La recherche mise en œuvre pour le volume original du dossier d’HDR a fait émerger plusieurs questionnements autour de la participation des publics de télévision, que je souhaite explorer. Une première perspective concerne les enjeux méthodologiques de l’étude des pratiques télévisuelles en contexte numérique. En effet, le développement d’espaces numériques d’expression des publics a constitué un terrain d’investigation idéal pour l’étude d’un « épanouissement » des « publics performants », c’est-à-dire les publics qui se donnent à voir. Cependant, les limites méthodologiques des enquêtes par corpus de traces numériques ont été identifiées : les observations ne concernent qu’un groupe d’usagers finalement encore restreint et elles ne permettent pas la prise en compte de facteurs contextuels. C’est pourquoi une réflexion doit être mise en œuvre sur les conditions méthodologiques d’étude des traces participatives, c’est-à-dire de l’adhésion des publics aux propositions de participation médiatique, pour l’analyse de pratiques sociales engageantes. Je présenterai les premiers éléments de cette réflexion à l’occasion du colloque Le numérique au prisme des pratiques. Enjeux théoriques et méthodologiques, organisé par le Laboratoire sur la communication et le numérique (LabCMO) dans le cadre du 89e congrès de l’Association francophone pour le savoir (Acfas), qui se tiendra les 9 et 10 mai à Québec (Canada).

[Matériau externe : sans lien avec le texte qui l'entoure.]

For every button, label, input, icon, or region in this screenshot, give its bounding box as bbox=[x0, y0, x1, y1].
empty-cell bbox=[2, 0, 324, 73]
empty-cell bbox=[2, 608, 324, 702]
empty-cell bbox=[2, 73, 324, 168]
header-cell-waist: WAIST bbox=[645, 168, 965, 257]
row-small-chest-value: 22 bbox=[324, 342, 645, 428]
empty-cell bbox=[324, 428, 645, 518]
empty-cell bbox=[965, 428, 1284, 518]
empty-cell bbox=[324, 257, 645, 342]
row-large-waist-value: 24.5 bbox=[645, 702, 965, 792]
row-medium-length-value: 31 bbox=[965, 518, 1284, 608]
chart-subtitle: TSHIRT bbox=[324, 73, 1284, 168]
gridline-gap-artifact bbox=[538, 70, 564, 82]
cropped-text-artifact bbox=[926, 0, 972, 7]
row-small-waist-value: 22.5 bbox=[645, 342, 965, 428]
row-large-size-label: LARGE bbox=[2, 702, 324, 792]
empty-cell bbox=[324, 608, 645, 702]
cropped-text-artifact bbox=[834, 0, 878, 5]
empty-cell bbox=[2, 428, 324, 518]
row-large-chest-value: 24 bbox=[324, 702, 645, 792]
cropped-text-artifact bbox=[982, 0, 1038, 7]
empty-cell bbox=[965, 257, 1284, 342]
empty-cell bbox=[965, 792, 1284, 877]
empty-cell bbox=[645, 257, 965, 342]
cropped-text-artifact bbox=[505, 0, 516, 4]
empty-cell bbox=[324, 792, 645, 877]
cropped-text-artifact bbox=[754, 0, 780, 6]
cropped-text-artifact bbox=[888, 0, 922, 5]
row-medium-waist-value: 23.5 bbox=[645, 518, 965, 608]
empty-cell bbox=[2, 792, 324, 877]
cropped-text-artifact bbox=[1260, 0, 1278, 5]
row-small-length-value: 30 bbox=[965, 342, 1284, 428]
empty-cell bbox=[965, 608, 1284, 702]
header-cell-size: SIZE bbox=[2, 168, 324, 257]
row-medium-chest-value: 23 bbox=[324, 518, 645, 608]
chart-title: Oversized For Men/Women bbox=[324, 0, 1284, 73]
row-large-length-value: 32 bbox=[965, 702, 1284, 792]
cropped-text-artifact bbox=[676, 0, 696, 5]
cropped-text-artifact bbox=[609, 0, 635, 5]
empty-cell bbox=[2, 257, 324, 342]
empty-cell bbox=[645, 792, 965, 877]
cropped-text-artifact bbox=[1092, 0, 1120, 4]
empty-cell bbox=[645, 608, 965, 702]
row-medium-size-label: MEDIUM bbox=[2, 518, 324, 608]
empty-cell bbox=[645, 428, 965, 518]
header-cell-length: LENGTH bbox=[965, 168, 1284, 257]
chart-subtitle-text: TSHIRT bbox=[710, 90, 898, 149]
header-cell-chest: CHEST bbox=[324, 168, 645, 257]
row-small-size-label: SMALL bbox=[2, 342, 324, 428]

Une seconde perspective porte sur les manifestations et les enjeux de l’avènement d’un monde audiovisuel numérique au sein duquel la télévision doit désormais être pensée. D’une part, ce sujet sera traité à partir d’une étude que je vais mettre en œuvre cette année sur les enjeux de la régulation des temps de parole des candidats en période de campagne présidentielle mise en œuvre par le Conseil supérieur de l’audiovisuel (CSA), alors que les contenus télévisuels se déploient de manière parfois incontrôlable sur l’internet. Cette étude prend place dans le cadre du projet de recherche Presidentiab (Regards croisés sur la « présidentiabilité ». Cadre légal, communication politique, couverture médiatique, cadrage sondagier et réception citoyenne) piloté par Anne Jadot, maîtresse de conférences en science politique (Irenee, UL), financé par la Maison des sciences de l’homme-Lorraine (MSH-L) et auquel plusieurs membres de l’équipe Praximédia du Crem participent.

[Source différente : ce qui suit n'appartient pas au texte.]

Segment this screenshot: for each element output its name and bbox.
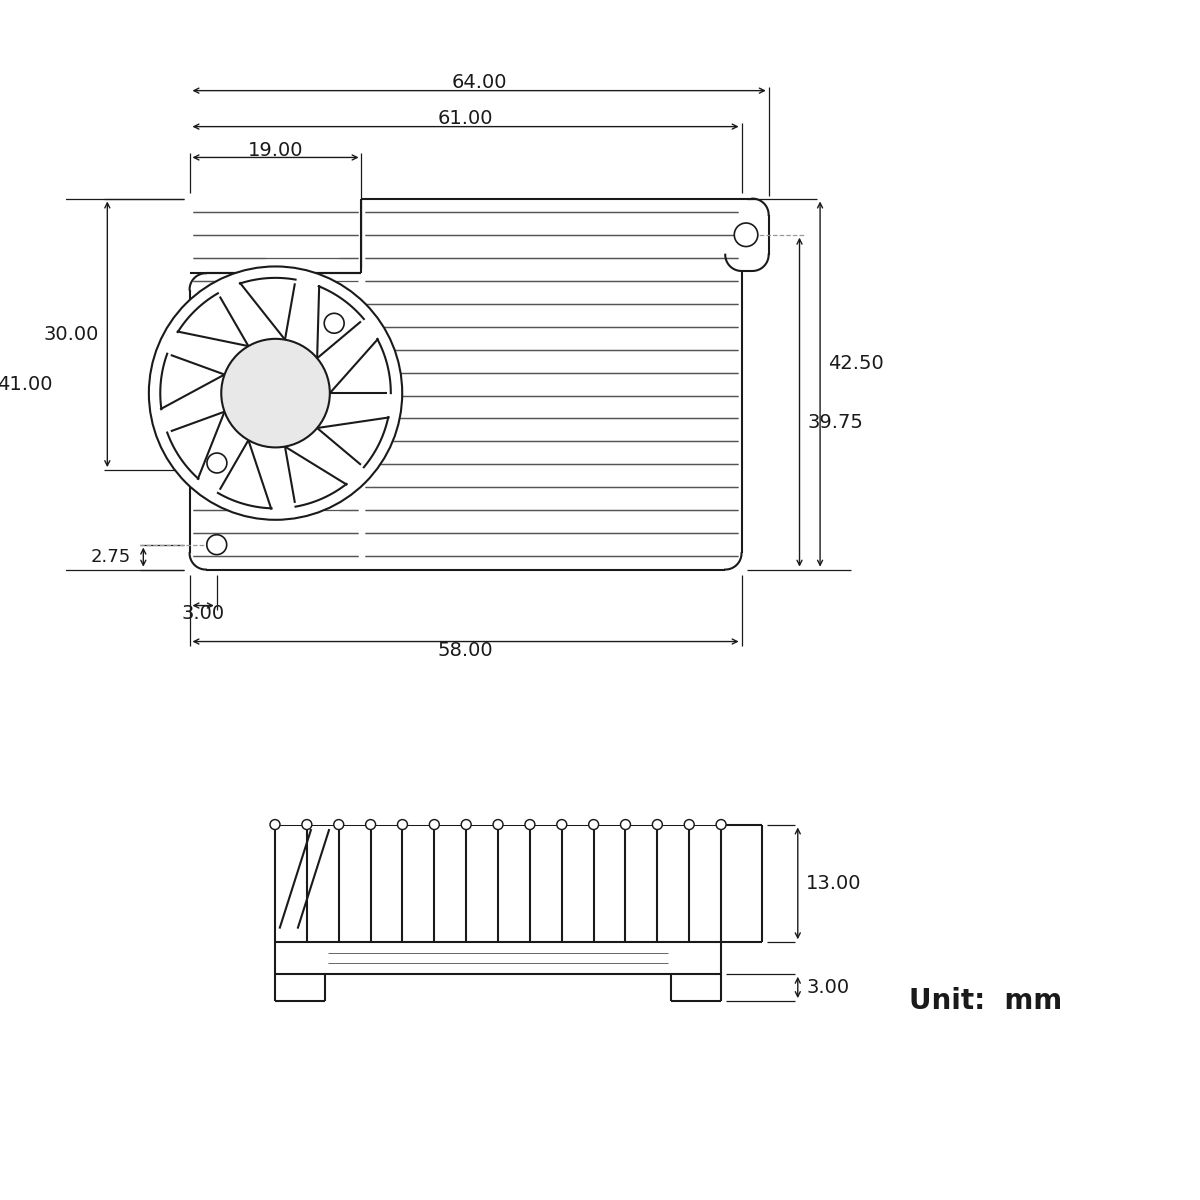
Circle shape [366,820,376,829]
Text: 19.00: 19.00 [247,140,304,160]
Circle shape [221,338,330,448]
Text: 58.00: 58.00 [438,641,493,660]
Circle shape [493,820,503,829]
Text: 13.00: 13.00 [806,874,862,893]
Text: 64.00: 64.00 [451,73,506,92]
Circle shape [206,535,227,554]
Circle shape [589,820,599,829]
Circle shape [461,820,472,829]
Circle shape [334,820,343,829]
Circle shape [524,820,535,829]
Text: 42.50: 42.50 [828,354,884,373]
Text: Unit:  mm: Unit: mm [910,986,1062,1015]
Circle shape [734,223,758,246]
Circle shape [653,820,662,829]
Circle shape [684,820,694,829]
Text: 2.75: 2.75 [91,548,131,566]
Text: 3.00: 3.00 [806,978,850,997]
Circle shape [620,820,630,829]
Circle shape [324,313,344,334]
Circle shape [716,820,726,829]
Circle shape [397,820,408,829]
Circle shape [270,820,280,829]
Text: 30.00: 30.00 [43,325,100,344]
Circle shape [430,820,439,829]
Circle shape [302,820,312,829]
Text: 39.75: 39.75 [808,413,864,432]
Text: 3.00: 3.00 [181,605,224,623]
Circle shape [206,454,227,473]
Text: 41.00: 41.00 [0,374,53,394]
Circle shape [557,820,566,829]
Circle shape [149,266,402,520]
Text: 61.00: 61.00 [438,109,493,128]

En outre, j’organiserai un colloque pluridisciplinaire et international à Metz les 29 et 30 septembre 2022, consacré à « Télévision, information et numérique. Pratiques et publics ». L’objectif sera de s’interroger sur l’évolution de la fabrique et de la réception de l’information télévisuelle, à l’heure d’une hybridité des formats médiatiques et numériques. Il permettra de faire un état des lieux des pratiques professionnelles et de celles des publics au sujet des informations télévisuelles et numériques et bien sûr d’ouvrir des perspectives de réflexion sur le sujet. Cette manifestation viendra aussi en appui d’un projet complémentaire : après avoir commencé à rassembler une série de notices en lien avec la télévision pour le Publictionnaire. Dictionnaire critique et encyclopédique des publics, je souhaite constituer et animer un réseau international de chercheur·es autour de la télévision, pensé autour du média et de ses nouveaux enjeux.